AFM. not sure if i o'd last week or not, temps are high,and feeling crampy. im going to say if i o'd last sunday then today im 8 dpo,but who the hell knows anymore, im getting very frustrated. i think i had a annovulatory cycle this month as i never got a + on the opk, and my boobs are sore in the front instead of the sides which apparently indicates that i did not o but af will show up eventually. this totally sucks. i don't want the endo pain and periods to come back but they must come back to ttc again, its such a two fold kinda game and i hate it,and worse of all i hate feeling crampy and yucky for soooo long lets just get this over with come on witch knock on my door for a visit please.. ill even make tea and cookies for you if you come....
6 years ago
Why can't this be easy? Now I'm peeing myself when I sneeze or cough just like my last bfp. I just wish I knew what was going on. I couldn't get in to see me doctor until tonight at 7:45pm. So now I have to wait til tomorrow to get the bloodwork done then lord knows how long until I get the results.

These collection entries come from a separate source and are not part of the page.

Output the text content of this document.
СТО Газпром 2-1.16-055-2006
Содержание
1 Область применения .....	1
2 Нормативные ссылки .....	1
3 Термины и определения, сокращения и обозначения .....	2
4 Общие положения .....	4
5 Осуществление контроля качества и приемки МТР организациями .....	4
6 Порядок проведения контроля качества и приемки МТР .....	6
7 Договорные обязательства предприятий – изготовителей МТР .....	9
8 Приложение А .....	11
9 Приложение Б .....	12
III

I'm terrified that I am pregnant but the hcg is very slow to increase like last time and I'm going to miscarry again. If it happens again I'm done ttc. I can't put myself through that anymore.
6 years ago
snow don't give up please we are all in the same boat.. think of me before you give up, 2 yrs trying,laproscopic surgery with stage 3 endo and 3 shots of lupron,and now waiting in limbo for af, come on girl you can do it, if im still here after almost 29 months then you can do this as well....
6 years ago
Finally have some time to talk/type.
Snow Let us know as soon as you do!
Joy, Aroma, Quote, Bumble and anyone I forgot (sorry) - how are you ladies doing?
AFM - I started the modified version of weight watchers today. And will be going to the gym every day for the next month. I can't stand this. I'm not overweight but I did gain 23 lbs. My BMI is normal but I was 125 and I'm now 153. I can't stand how I feel.
My rant - So I'm sure you saw my post about the OPK. I O on my own but also take clomid. This month was 100mg. I have taken clomid 3-7 the last 3 cycles and 5-9 this cycle. My OPKs were not as dark as they usually are (as you can see) but I'm gonna say that I got a surge yesterday (9:30p) because today my cervix is soft and tender as well as high. My CM has been screwed up since being on clomid and I have cloudy watery CM ALL the time. I take EPO and 5 days of estradiol. So today I am bloated, and I'm really sore in the midsection. I'm also getting ovary/ovulation pain on the left side. So I'm thinking I'm O'ing between today and tomorrow. The rant part is that my symptoms can never just match up - why can't they just all be the same across the board instead of me having to guess? Why does it have to be this stupid guessing game? UGH!